Monday, October 16, 2006

Congratulations Tigers!


While it is true that, when the chips were down, the A's unhappily wound up showing about as much backbone as your typical Congressional Democrat, the Tigers deserve much props for their recent demolition of the American League. What a feelgood story this has been for, really, any lover of the game, regardless of team loyalty. The local fans have been so, well, pastoral in their reception of this team. The payroll is low, the hitting timely, the defense magnifique, and most importantly the PITCHING is nasty and only getting nastier.

Harrogate is happy to see the game of baseball prove, once again, that it is bigger than the economic comedy of errors that continually threatens to strangle it.

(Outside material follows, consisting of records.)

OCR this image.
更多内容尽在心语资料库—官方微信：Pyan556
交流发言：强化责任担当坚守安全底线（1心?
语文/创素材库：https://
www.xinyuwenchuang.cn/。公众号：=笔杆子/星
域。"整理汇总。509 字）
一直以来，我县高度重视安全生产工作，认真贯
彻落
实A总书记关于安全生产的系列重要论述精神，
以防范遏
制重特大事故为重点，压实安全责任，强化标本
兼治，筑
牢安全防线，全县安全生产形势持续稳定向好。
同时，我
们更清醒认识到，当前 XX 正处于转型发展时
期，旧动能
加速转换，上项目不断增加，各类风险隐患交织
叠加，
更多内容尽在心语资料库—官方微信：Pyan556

As a metonym for the Uhmerrikahn soul, baseball has always stood in handily: the leaguewide corruption of the late teens and early twenties nicely mirrored, for example, the nation's sophomoric, Puritanical/hypocritical, hilarious attempt to banish alcohol sales from the national discourse; when the civil rights struggle was gaining momentum, there was Jackie Robinson making a huge impact in the right direction; at the apogee of that struggle we were treated to Henry Aaron getting a standing ovation in Atlanta, the Heart of Dixie, as he broke the record of that ultimate white sports icon, the Babe.

Now, with Uhmerrikah in the thick of its orgiastic celebration of corporate power at all levels of society, it makes sense that the game of baseball would be aping that orgy as well. The Yankees can clock in with a 200 million dollar payroll because they own a heavyhitting television station and operate in the biggest media market on the face of the Earth. Yet for the past six years they have been blanked, and except for in 2004 (Red Sox) they have been blanked by teams with a payroll stratospheres below them.

Having learned from the Marlins who came before them, the Tigers understand that baseball's grandeur inheres in the multiplicity of approaches it rewards; every champion will look different, there is no model for excellence, no matter how much the price tag says. They took a core of young kids and developed them over the course of several losing seasons, now it is at fruition with pitchers throwing harder than Tim Robbins in Bull Durham. They add a couple of key veterans like Kenny "The Gambler" Rogers and Ivan Rodriguez. And the list goes on.

In the end, the Yankees looked like a parody of Uhmerrikah's $ Worshipping underbelly: no soul, no art, no soup for them. Harrogate thanks Detroit for keeping the dream alive.